Unnamed: 0_level_0,nexus_meter,HourlyAltimeterSetting,HourlyDewPointTemperature,HourlyDryBulbTemperature,HourlyRelativeHumidity,HourlyStationPressure,HourlyVisibility,HourlyWindSpeed,HourlyWindDirection,HourlyPrecipitation,cloud_coverage
DATE,Unnamed: 1_level_1,Unnamed: 2_level_1,Unnamed: 3_level_1,Unnamed: 4_level_1,Unnamed: 5_level_1,Unnamed: 6_level_1,Unnamed: 7_level_1,Unnamed: 8_level_1,Unnamed: 9_level_1,Unnamed: 10_level_1,Unnamed: 11_level_1
2018-01-30 05:00:00,0.0,30.47,11.0,14.0,88.0,29.64,10.0,5.0,330.0,0.0,0.0
2018-01-30 06:00:00,0.0,30.46,11.0,14.0,88.0,29.63,10.0,5.0,350.0,0.0,0.0
2018-01-30 07:00:00,0.0,30.45,10.0,13.0,88.0,29.62,10.0,0.0,0.0,0.0,0.0
2018-01-30 08:00:00,0.0,30.47,11.0,14.0,88.0,29.64,10.0,6.0,260.0,0.0,0.0
2018-01-30 09:00:00,0.0,30.5,11.0,13.0,92.0,29.67,10.0,6.0,260.0,0.0,0.0
2018-01-30 10:00:00,276.6,30.48,13.0,16.0,88.0,29.65,10.0,0.0,0.0,0.0,0.0
2018-01-30 11:00:00,10128.0,30.53,13.0,21.0,71.0,29.7,10.0,3.0,166.892929,0.0,0.0
2018-01-30 12:00:00,17570.0,30.52,12.0,23.0,63.0,29.69,10.0,3.0,220.0,0.0,0.0
2018-01-30 13:00:00,16156.0,30.48,12.0,25.0,58.0,29.65,10.0,0.0,0.0,0.0,0.0
2018-01-30 14:00:00,12779.0,30.45,14.0,27.0,58.0,29.62,10.0,6.0,210.0,0.0,0.0


Great, the first modeling dataframe is all set up, now I can perform a train test split and begin modeling.

In [55]:
model_df.shape

(15351, 11)

I only have about 15,000 observations to work with and I need to split this data into three groups: training, validation, and testing. I would like the majority of data to be used to train the model (at least 10,000 observations). So I am going to do a 70-15-15 split. That gives me about 10,745 data points for training, and about 2,300 for validation and testing

In [62]:
# Separate target and features

# target
y = model_df['nexus_meter']

# features
X = model_df.drop('nexus_meter', axis=1)


In [63]:
# first train test split
X_train, X_test, y_train, y_test = train_test_split(X, y, random_state=42, test_size=.15)

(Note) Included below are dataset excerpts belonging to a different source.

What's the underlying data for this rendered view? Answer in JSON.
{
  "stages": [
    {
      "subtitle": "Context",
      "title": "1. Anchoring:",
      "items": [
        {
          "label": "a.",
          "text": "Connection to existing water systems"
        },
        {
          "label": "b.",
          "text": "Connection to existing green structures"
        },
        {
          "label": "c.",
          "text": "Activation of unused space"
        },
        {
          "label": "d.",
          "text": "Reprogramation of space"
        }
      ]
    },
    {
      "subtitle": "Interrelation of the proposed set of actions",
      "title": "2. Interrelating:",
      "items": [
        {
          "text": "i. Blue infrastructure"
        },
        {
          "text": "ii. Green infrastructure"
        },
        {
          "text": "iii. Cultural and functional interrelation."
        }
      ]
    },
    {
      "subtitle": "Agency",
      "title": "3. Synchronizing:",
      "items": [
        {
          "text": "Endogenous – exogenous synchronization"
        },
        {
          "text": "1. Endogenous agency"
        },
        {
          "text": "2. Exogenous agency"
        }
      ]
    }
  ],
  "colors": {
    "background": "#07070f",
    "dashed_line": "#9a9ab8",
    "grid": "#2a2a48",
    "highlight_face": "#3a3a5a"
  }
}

I want to make sure X_test has the right amount of observations.

In [64]:
len(X_test)

2303

Great now I can perform the second split for training and validation data

In [83]:
X_t, X_v, y_t, y_v = train_test_split(X_train, y_train, random_state=42, test_size=.18)

I have all of my data separated into train, validation, and testing data. So now I can begin modeling.

## Model Iterations

### Linear Regression

The first model I am going to start with is just a step above the DummyRegressor used for the baseline model. 

### Note
I think past weather conditions will have a beneficial affect on the model. Shift the features back further. I'm thinking if the model can pick up on how the weather is changing and the rate it which it is changing it will likely be able to better infer what the whether WILL be at the time of energy generation.

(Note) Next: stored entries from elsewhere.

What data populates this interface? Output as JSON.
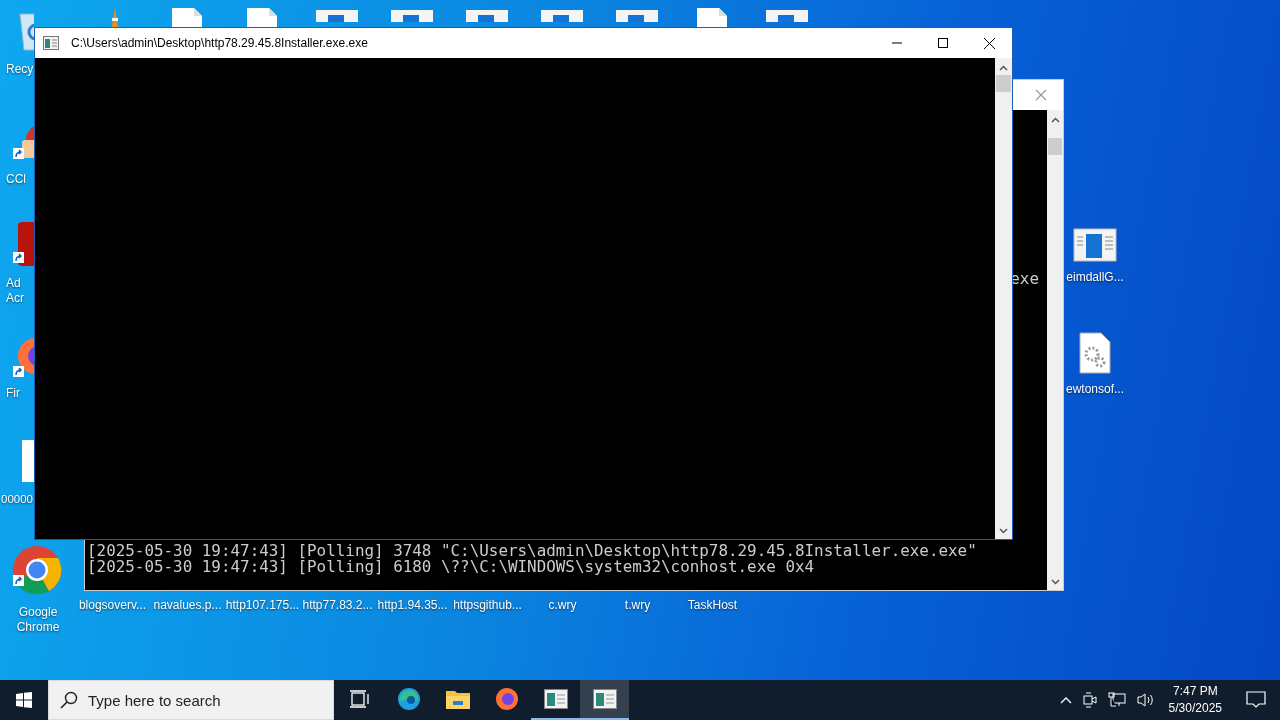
{
  "desktop": {
    "top_icons": [
      {
        "kind": "cone"
      },
      {
        "kind": "document"
      },
      {
        "kind": "document"
      },
      {
        "kind": "app-window"
      },
      {
        "kind": "app-window"
      },
      {
        "kind": "app-window"
      },
      {
        "kind": "app-window"
      },
      {
        "kind": "app-window"
      },
      {
        "kind": "document"
      },
      {
        "kind": "app-window"
      }
    ],
    "left_icons": [
      {
        "kind": "recycle-bin",
        "shortcut": false,
        "lines": [
          "Recy"
        ]
      },
      {
        "kind": "cleaner",
        "shortcut": true,
        "lines": [
          "CCl"
        ]
      },
      {
        "kind": "acrobat",
        "shortcut": true,
        "lines": [
          "Ad",
          "Acr"
        ]
      },
      {
        "kind": "firefox",
        "shortcut": true,
        "lines": [
          "Fir"
        ]
      },
      {
        "kind": "blank-file",
        "shortcut": false,
        "lines": [
          "00000"
        ]
      },
      {
        "kind": "chrome",
        "shortcut": true,
        "lines": [
          "Google",
          "Chrome"
        ]
      }
    ],
    "bottom_icons": [
      {
        "label": "blogsoverv..."
      },
      {
        "label": "navalues.p..."
      },
      {
        "label": "http107.175..."
      },
      {
        "label": "http77.83.2..."
      },
      {
        "label": "http1.94.35..."
      },
      {
        "label": "httpsgithub..."
      },
      {
        "label": "c.wry"
      },
      {
        "label": "t.wry"
      },
      {
        "label": "TaskHost"
      }
    ],
    "right_icons": [
      {
        "kind": "app-window",
        "label": "eimdallG..."
      },
      {
        "kind": "gear-document",
        "label": "ewtonsof..."
      }
    ]
  },
  "back_console": {
    "fragment": "exe",
    "lines": [
      "[2025-05-30 19:47:43] [Polling] 3748 \"C:\\Users\\admin\\Desktop\\http78.29.45.8Installer.exe.exe\"",
      "[2025-05-30 19:47:43] [Polling] 6180 \\??\\C:\\WINDOWS\\system32\\conhost.exe 0x4"
    ]
  },
  "front_console": {
    "title": "C:\\Users\\admin\\Desktop\\http78.29.45.8Installer.exe.exe"
  },
  "taskbar": {
    "search_placeholder": "Type here to search",
    "apps": [
      {
        "kind": "task-view",
        "open": false,
        "selected": false
      },
      {
        "kind": "edge",
        "open": false,
        "selected": false
      },
      {
        "kind": "explorer",
        "open": false,
        "selected": false
      },
      {
        "kind": "firefox",
        "open": false,
        "selected": false
      },
      {
        "kind": "console",
        "open": true,
        "selected": false
      },
      {
        "kind": "console",
        "open": true,
        "selected": true
      }
    ],
    "tray": [
      {
        "kind": "chevron"
      },
      {
        "kind": "camera"
      },
      {
        "kind": "network"
      },
      {
        "kind": "volume"
      }
    ],
    "time": "7:47 PM",
    "date": "5/30/2025"
  }
}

I need to scale the data before i can train the model. I will use StandardScaler

In [86]:
scaler = StandardScaler()

In [87]:
X_t_scaled = scaler.fit_transform(X_t)

In [88]:
lr = LinearRegression(normalize=False)

In [90]:
# fit on scaled training data
lr.fit(X_t_scaled, y_t)

LinearRegression()

In [91]:
# training predictions
lr_train_preds = lr.predict(X_t_scaled)

The main metric I will be using is RMSE. To gauge this metric, I need to have an idea of what the mean and standard deviation of the target variable is, I will use the variable 'y', which hold's all target data to compute this. I will also be using adjusted R2 to estimate the amount of target variance explained by the features while adjusting the score for number of features I have.

In [92]:
target_mean = np.mean(y)
target_std = np.std(y)
print('Target mean: {}\nTarget std: {}'.format(target_mean, target_std))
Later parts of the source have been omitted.